Researcher

Shana Kelley, University Professor, Departments of Pharmaceutical Sciences, Chemistry and Biochemistry and the Institute of Biomedical Engineering, University of Toronto, leads a research team that’s working toward producing mature stem cells at scale to be used as therapies for many diseases.

Stem cells have long held the potential to transform treatments for a range of diseases.

This promise comes from the fact the stem cells are immature cells that can turn into any type of cell in the human body — for example, a liver cell or a cardiac cell — in a process called differentiation.

In the body, it’s a very efficient process. But to use stem cells to create cell-based therapies on a large scale, researchers need to make the process just as efficient in the lab. That’s the goal of a Medicine by Design-funded research team led by Shana Kelley.

“We’re trying to understand the bottlenecks,” says Kelley, who is a University Professor in the departments of Pharmaceutical Sciences, Chemistry and Biochemistry and the Institute of Biomedical Engineering at the University of Toronto (U of T). “When large batches of cells are differentiating, individual cells tend to get stuck at particular points. So we are engineering proteins and antibodies and then testing them to see if we can help stem cells can get past these bottlenecks. We’re essentially trying to guide the cell through differentiation in a very precise way.”

Eventually, Kelley sees the impact of the work as being able produce mature cells at scale, which would have therapeutic uses. For example, being able to scale hematopoietic, or blood-forming, stem cells could be a powerful treatment for different types of blood disorders. There’s also the potential for the cells that are generated in vitro (in the lab) to be used in vivo (in the body) to promote self-repair, which could contribute to intestinal regeneration or blood-brain barrier repair.

“The individuals most in need of this type of repair are people who are aging. The ability to control degenerative diseases would have tremendous economic, societal and health implications. That really motivates us,” Kelley says.

Kelley leads a research team that involves seven labs, more than 50 people, and two distinct aims. In one of the major aims of the project, Kelley is collaborating with Jason Moffat and Benjamin Blencowe, both professors at the Donnelly Centre for Cellular and Biomolecular Research, to find all human genes that play a role in the differentiation process using the gene-editing tool CRISPR.

In the other major aim of the project, Stephane Angers, a professor and associate dean of research at the Leslie Dan Faculty of Pharmacy, and Sachdev Sidhu, a professor at the Donnelly Centre, are developing antibody molecules that could be used to activate and guide cell differentiation, while Keith Pardee, an assistant professor at Pharmacy, is developing synthetic biology approaches for the cost-effective synthesis of these antibodies into potential therapeutics. Alison McGuigan, a professor at the Department of Chemical Engineering & Applied Chemistry, is also on the team and is investigating molecular pathways acting on the tissue.

The multi-disciplinary team is one of 12 sharing nearly $21 million in funding from Medicine by Design over three years. Funded by a $114-million grant from the Canada First Research Excellence Fund, Medicine by Design is a strategic research initiative that is working at the convergence of engineering, medicine and science to catalyze transformative discoveries in regenerative medicine and accelerate them toward clinical impact.

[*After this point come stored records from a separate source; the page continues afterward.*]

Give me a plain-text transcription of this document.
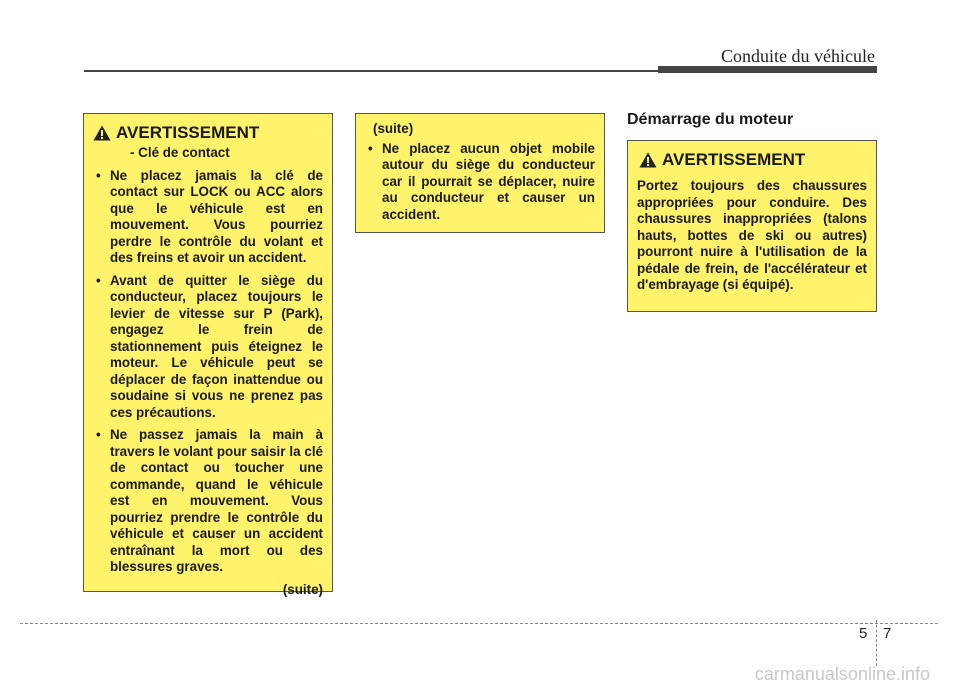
Conduite du véhicule
AVERTISSEMENT
- Clé de contact
• Ne placez jamais la clé de contact sur LOCK ou ACC alors que le véhicule est en mouvement. Vous pourriez perdre le contrôle du volant et des freins et avoir un accident.
• Avant de quitter le siège du conducteur, placez toujours le levier de vitesse sur P (Park), engagez le frein de stationnement puis éteignez le moteur. Le véhicule peut se déplacer de façon inattendue ou soudaine si vous ne prenez pas ces précautions.
• Ne passez jamais la main à travers le volant pour saisir la clé de contact ou toucher une commande, quand le véhicule est en mouvement. Vous pourriez prendre le contrôle du véhicule et causer un accident entraînant la mort ou des blessures graves.
(suite)
(suite)
• Ne placez aucun objet mobile autour du siège du conducteur car il pourrait se déplacer, nuire au conducteur et causer un accident.
Démarrage du moteur
AVERTISSEMENT
Portez toujours des chaussures appropriées pour conduire. Des chaussures inappropriées (talons hauts, bottes de ski ou autres) pourront nuire à l'utilisation de la pédale de frein, de l'accélérateur et d'embrayage (si équipé).
5 7
carmanualsonline.info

Kelley says the scientific diversity of her team increases the potential of the research, “We’ve pulled together engineers, chemists, developmental biologists and genomics experts. All of these different fields converging makes the research very different than if you just had a bunch of stem cell biologists sitting in a room together. Having people with different types of expertise leads to fresh ideas and a different type of conversation.”

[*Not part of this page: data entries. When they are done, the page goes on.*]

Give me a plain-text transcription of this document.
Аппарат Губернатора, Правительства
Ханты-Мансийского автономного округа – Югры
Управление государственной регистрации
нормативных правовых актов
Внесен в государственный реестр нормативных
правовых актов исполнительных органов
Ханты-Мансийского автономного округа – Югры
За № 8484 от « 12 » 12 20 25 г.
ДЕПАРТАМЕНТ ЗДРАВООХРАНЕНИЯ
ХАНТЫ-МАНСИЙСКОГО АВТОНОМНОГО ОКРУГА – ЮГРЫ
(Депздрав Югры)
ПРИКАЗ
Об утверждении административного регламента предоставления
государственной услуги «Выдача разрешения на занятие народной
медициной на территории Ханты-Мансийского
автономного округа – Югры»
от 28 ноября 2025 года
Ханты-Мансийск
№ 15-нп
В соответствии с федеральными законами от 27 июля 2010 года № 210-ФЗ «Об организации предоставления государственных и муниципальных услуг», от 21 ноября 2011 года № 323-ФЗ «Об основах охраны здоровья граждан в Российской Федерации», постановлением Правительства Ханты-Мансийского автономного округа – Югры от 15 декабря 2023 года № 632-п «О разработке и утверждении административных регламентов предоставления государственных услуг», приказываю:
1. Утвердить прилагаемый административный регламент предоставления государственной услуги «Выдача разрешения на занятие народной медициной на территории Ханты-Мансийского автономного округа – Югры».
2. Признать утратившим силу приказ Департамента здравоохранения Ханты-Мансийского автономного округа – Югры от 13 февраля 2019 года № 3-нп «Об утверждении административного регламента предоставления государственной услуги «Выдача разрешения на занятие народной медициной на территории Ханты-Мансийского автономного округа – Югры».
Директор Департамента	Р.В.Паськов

The team’s work is already having an impact. One of the synthetic factors the team has developed, an antibody that is able to trigger signal transduction in a cell, has been licensed to a company called AntlerA, which has begun preclinical testing. Signal transduction is the process by which a cell receives a signal from outside the cell that leads to a functional change within the cell, and it is a major factor in cell differentiation.

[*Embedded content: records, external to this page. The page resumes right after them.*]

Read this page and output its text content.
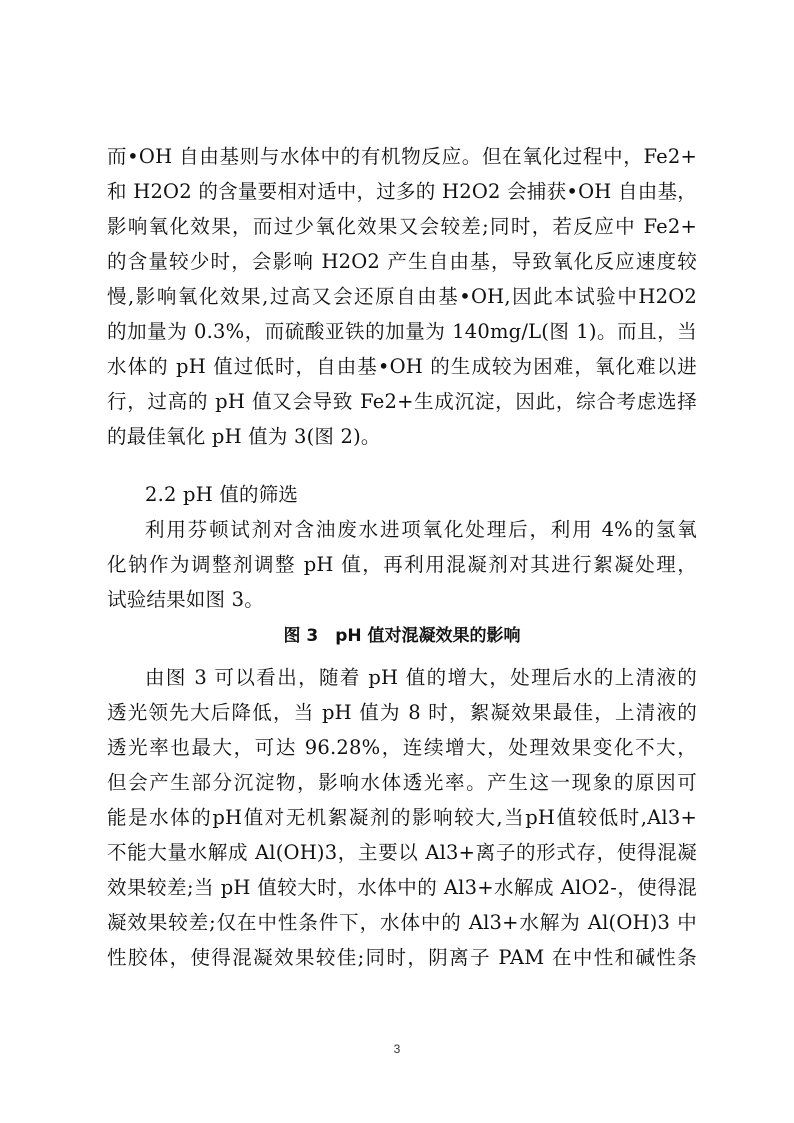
而•OH 自由基则与水体中的有机物反应。但在氧化过程中，Fe2+
和 H2O2 的含量要相对适中，过多的 H2O2 会捕获•OH 自由基，
影响氧化效果，而过少氧化效果又会较差;同时，若反应中 Fe2+
的含量较少时，会影响 H2O2 产生自由基，导致氧化反应速度较
慢,影响氧化效果,过高又会还原自由基•OH,因此本试验中H2O2
的加量为 0.3%，而硫酸亚铁的加量为 140mg/L(图 1)。而且，当
水体的 pH 值过低时，自由基•OH 的生成较为困难，氧化难以进
行，过高的 pH 值又会导致 Fe2+生成沉淀，因此，综合考虑选择
的最佳氧化 pH 值为 3(图 2)。
2.2 pH 值的筛选
利用芬顿试剂对含油废水进项氧化处理后，利用 4%的氢氧
化钠作为调整剂调整 pH 值，再利用混凝剂对其进行絮凝处理，
试验结果如图 3。
图 3　pH 值对混凝效果的影响
由图 3 可以看出，随着 pH 值的增大，处理后水的上清液的
透光领先大后降低，当 pH 值为 8 时，絮凝效果最佳，上清液的
透光率也最大，可达 96.28%，连续增大，处理效果变化不大，
但会产生部分沉淀物，影响水体透光率。产生这一现象的原因可
能是水体的pH值对无机絮凝剂的影响较大,当pH值较低时,Al3+
不能大量水解成 Al(OH)3，主要以 Al3+离子的形式存，使得混凝
效果较差;当 pH 值较大时，水体中的 Al3+水解成 AlO2-，使得混
凝效果较差;仅在中性条件下，水体中的 Al3+水解为 Al(OH)3 中
性胶体，使得混凝效果较佳;同时，阴离子 PAM 在中性和碱性条
3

Kelley adds that she could see clinical testing efforts from this project happening within the next two to three years. “This research is very cross-cutting, and I think that means there could be more impact more quickly. For example, I’ve talked to Medicine by Design researchers on the cardiac side who see the utility of our project for their own research. Because our work is general, it’s definitely applicable to different areas of regenerative medicine.”

With her applied chemistry background and focus on technology development, Kelley brings an important perspective to the Medicine by Design community.

“My work in chemistry was focused on new technologies for measuring molecular analytes. I was brought into Medicine by Design because of my work building platforms so that we could better measure what’s going on with the cell. We can only see and study the biology that we can measure. My work brings the technological side alongside the stem cell biology.”

Kelley adds, “I think Medicine by Design is such a powerful effort in so many different ways. It has pulled so many people like me into the regenerative medicine field by having the resources there to support the research. It has been transformative for my own research. It has completely changed what we do and how we do it, in a very good way.”